Die Vorstandsetagen großer Firmen sind ein heißer Konkurrent um diesen Titel. Aber im Grunde haben Sie natürlich Recht.
3. Einer der besten Filme des Jahres
thesummer2012 10.11.2011
Die Autorin des Artikels hat den Film voellig missverstanden. Vielleicht hatte sie eine Til Schweiger-Komoedie erwartet. "Meek's Cutoff" ist einer der besten Filme des Jahres. Kein Popcorn-Kino, aber ein Meisterwerk. Er behandelt die Themen Individualitaet, Gemeinschaft, Fuehrung, Vertrauen. Manche sehen in dem Film einen Vergleich zu Bush / Obama - welchem "leader" soll man vertrauen? Wer fuehrt die Menschen aus der Angst / Not in eine bessere Zukunft? Die "Langeweile"-Debatte war weder in den USA, noch in Grossbritannien besonders prominent. Langeweile ist kein Thema des Films, weder vordergruendig, noch hintergruendig. Und der Vergleich zu Warhol ist gleichermassen naiv wie peinlich. Die grosse Mehrheit der Kritiker hat den Film hoch gelobt (91% Top Critics Rating auf "Rotten Tomatoes") - zu Recht. Mit Respekt, vielleicht sollte die Autorin in Zukunft darauf verzichten, Filme zu besprechen, die ihr, intellektuell gesehen, offensichtlich eine Nummer zu gross sind.
4. Nicht wirklich
thesummer2012 10.11.2011
Zitat von evi_drinSomewhere ....schon gesehen? Handelt sich wohl um einen ähnlichen Fall. Thema ist die Darstellung des sinnentleerten und unendlich langweiligen Lebens enes Hollywood-Stars.

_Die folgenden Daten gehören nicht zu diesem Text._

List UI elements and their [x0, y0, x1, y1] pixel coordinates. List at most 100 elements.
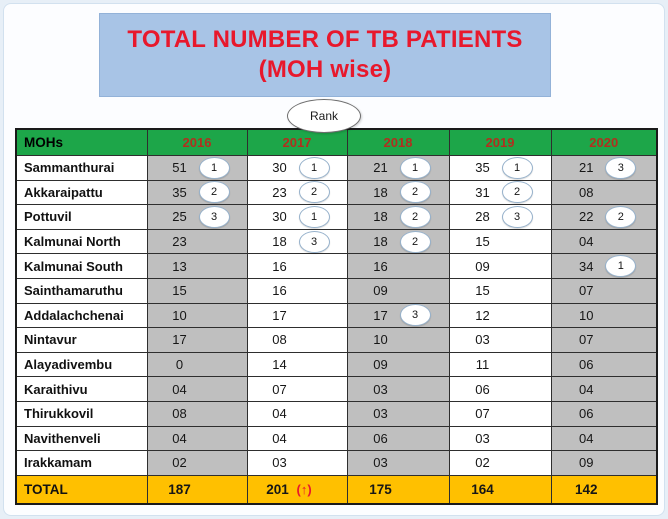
tb-count-cell: 15	[448, 228, 552, 255]
rank-circle: 2	[399, 181, 431, 204]
year-column-header: 2017	[246, 128, 348, 156]
year-column-header: 2019	[448, 128, 552, 156]
tb-count-cell: 04	[550, 228, 658, 255]
tb-count-value: 15	[475, 234, 490, 250]
tb-count-value: 03	[272, 455, 287, 471]
moh-name-cell: Alayadivembu	[15, 351, 148, 378]
tb-count-cell: 03	[246, 450, 348, 476]
rank-circle: 3	[198, 205, 230, 228]
rank-legend-label: Rank	[309, 109, 338, 123]
tb-count-value: 09	[579, 455, 594, 471]
tb-count-value: 07	[579, 283, 594, 299]
tb-count-cell: 51 1	[146, 155, 248, 181]
table-row: Kalmunai North 23 18 3 18 2 15 04	[15, 228, 658, 255]
tb-count-cell: 34 1	[550, 253, 658, 279]
tb-count-value: 18	[272, 234, 287, 250]
tb-count-value: 06	[373, 430, 388, 446]
total-label-cell: TOTAL	[15, 474, 148, 505]
tb-count-value: 03	[373, 455, 388, 471]
tb-count-value: 23	[172, 234, 187, 250]
table-row: Irakkamam 02 03 03 02 09	[15, 450, 658, 476]
tb-count-value: 04	[272, 430, 287, 446]
tb-count-cell: 02	[146, 450, 248, 476]
tb-count-value: 51	[172, 160, 187, 176]
slide: TOTAL NUMBER OF TB PATIENTS (MOH wise) R…	[3, 3, 665, 516]
tb-count-cell: 21 1	[346, 155, 450, 181]
table-row: Alayadivembu 0 14 09 11 06	[15, 351, 658, 378]
moh-name-cell: Kalmunai North	[15, 228, 148, 255]
total-row: TOTAL 187 201 (↑) 175 164 142	[15, 474, 658, 505]
tb-count-cell: 08	[550, 179, 658, 206]
tb-count-cell: 15	[448, 277, 552, 304]
tb-count-value: 15	[475, 283, 490, 299]
tb-count-value: 04	[172, 430, 187, 446]
rank-circle: 1	[399, 156, 431, 179]
tb-count-cell: 09	[550, 450, 658, 476]
total-value: 201	[266, 481, 289, 497]
tb-count-value: 09	[373, 283, 388, 299]
tb-count-cell: 21 3	[550, 155, 658, 181]
tb-count-value: 16	[373, 258, 388, 274]
table-header-row: MOHs 2016 2017 2018 2019 2020	[15, 128, 658, 156]
rank-circle: 3	[298, 230, 330, 253]
tb-count-cell: 18 2	[346, 228, 450, 255]
tb-count-value: 16	[272, 258, 287, 274]
tb-count-value: 21	[579, 160, 594, 176]
tb-count-cell: 14	[246, 351, 348, 378]
table-row: Sammanthurai 51 1 30 1 21 1 35 1 21 3	[15, 155, 658, 181]
tb-count-cell: 13	[146, 253, 248, 279]
tb-count-cell: 23	[146, 228, 248, 255]
tb-count-value: 03	[373, 381, 388, 397]
tb-count-value: 06	[579, 406, 594, 422]
moh-name-cell: Kalmunai South	[15, 253, 148, 279]
tb-count-value: 08	[272, 332, 287, 348]
title-line-1: TOTAL NUMBER OF TB PATIENTS	[127, 26, 523, 53]
tb-count-cell: 12	[448, 302, 552, 329]
tb-count-cell: 04	[550, 376, 658, 402]
rank-circle: 1	[501, 156, 533, 179]
rank-circle: 1	[298, 156, 330, 179]
tb-count-value: 30	[272, 160, 287, 176]
tb-count-value: 21	[373, 160, 388, 176]
moh-column-header: MOHs	[15, 128, 148, 156]
tb-count-cell: 15	[146, 277, 248, 304]
year-column-header: 2016	[146, 128, 248, 156]
table-row: Kalmunai South 13 16 16 09 34 1	[15, 253, 658, 279]
tb-count-value: 09	[475, 258, 490, 274]
tb-count-value: 30	[272, 209, 287, 225]
rank-legend-badge: Rank	[287, 99, 361, 133]
rank-circle: 3	[399, 304, 431, 327]
tb-count-cell: 07	[246, 376, 348, 402]
tb-count-value: 04	[579, 430, 594, 446]
tb-count-value: 34	[579, 258, 594, 274]
rank-circle: 1	[198, 156, 230, 179]
tb-count-cell: 08	[146, 400, 248, 427]
moh-name-cell: Akkaraipattu	[15, 179, 148, 206]
title-line-2: (MOH wise)	[258, 56, 392, 83]
tb-count-value: 07	[475, 406, 490, 422]
tb-count-value: 35	[172, 184, 187, 200]
tb-count-cell: 10	[550, 302, 658, 329]
moh-name-cell: Addalachchenai	[15, 302, 148, 329]
tb-count-value: 06	[475, 381, 490, 397]
tb-count-value: 04	[579, 234, 594, 250]
tb-count-value: 04	[272, 406, 287, 422]
tb-count-value: 17	[373, 307, 388, 323]
tb-count-cell: 03	[346, 400, 450, 427]
total-value: 187	[168, 481, 191, 497]
table-row: Addalachchenai 10 17 17 3 12 10	[15, 302, 658, 329]
tb-count-value: 02	[475, 455, 490, 471]
tb-count-cell: 35 2	[146, 179, 248, 206]
tb-count-cell: 25 3	[146, 204, 248, 230]
tb-count-value: 12	[475, 307, 490, 323]
moh-name-cell: Pottuvil	[15, 204, 148, 230]
table-row: Thirukkovil 08 04 03 07 06	[15, 400, 658, 427]
rank-circle: 2	[298, 181, 330, 204]
tb-count-value: 08	[172, 406, 187, 422]
tb-count-value: 03	[373, 406, 388, 422]
tb-count-cell: 17	[146, 327, 248, 353]
tb-count-cell: 18 3	[246, 228, 348, 255]
tb-count-cell: 17	[246, 302, 348, 329]
tb-count-cell: 23 2	[246, 179, 348, 206]
year-column-header: 2020	[550, 128, 658, 156]
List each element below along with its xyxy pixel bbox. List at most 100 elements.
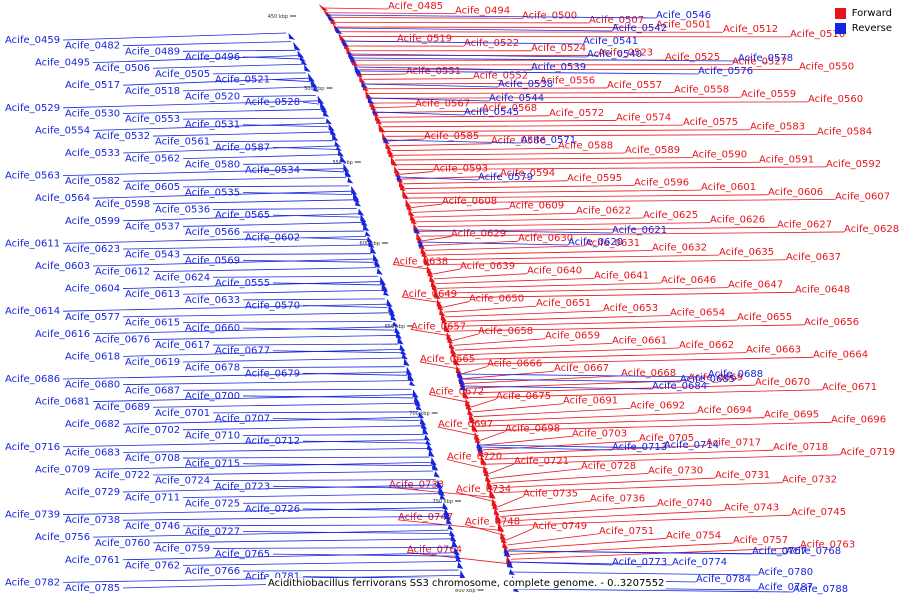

"Somewhere" ist in der Tat ein Film, der sich mit der sinnentleerten Welt des Protagonisten auseinandersetzt. Kein schlechter Film, aber einer, bei dem man sich fragt: "Why should I care?" Bei "Meek's Cutoff" geht es um etwas voellig anderes.
5. Genre
yumyum 14.11.2011
Der Wissenstand der Autorin ist, wenn überhaupt wohl nur vom europäischen Western geprägt. Anders sind einige Standpunkte zum Genre nicht zu erklären. Klassisches Element ist nun einmal die sog. "Frontier" welche es im Western zu überwinden gilt. Dazu brauch es keine Eisenbahn und auch keinen festgelegten Zeitraum irgendwo in der zweiten Hälfte des 19. Jh. Die "Frontier" kann symb. gesehen werden und tritt nicht nur als Indianer, Wildnis oder Bandit auf, sondern überall da, wo Zivilisation auf Anarchie trifft. In diesem Sinne ist "Meeks Cutoff" klassisch. Basta. Dass sich die Regisseuren dabei auch Gedanken um die Darstellung von Zeit macht, mag einige stören, aber auch da orientiert sie sich durchaus am Genre. In keinem anderen wurde derart gekonnt mit Montage und filmischer Zeitdarstellung experimentiert, Erkenntnisse, welche auf viele andere Genres wirkten. Auf meiner Liste steht dieser Film ganz oben "der noch zu sehenden"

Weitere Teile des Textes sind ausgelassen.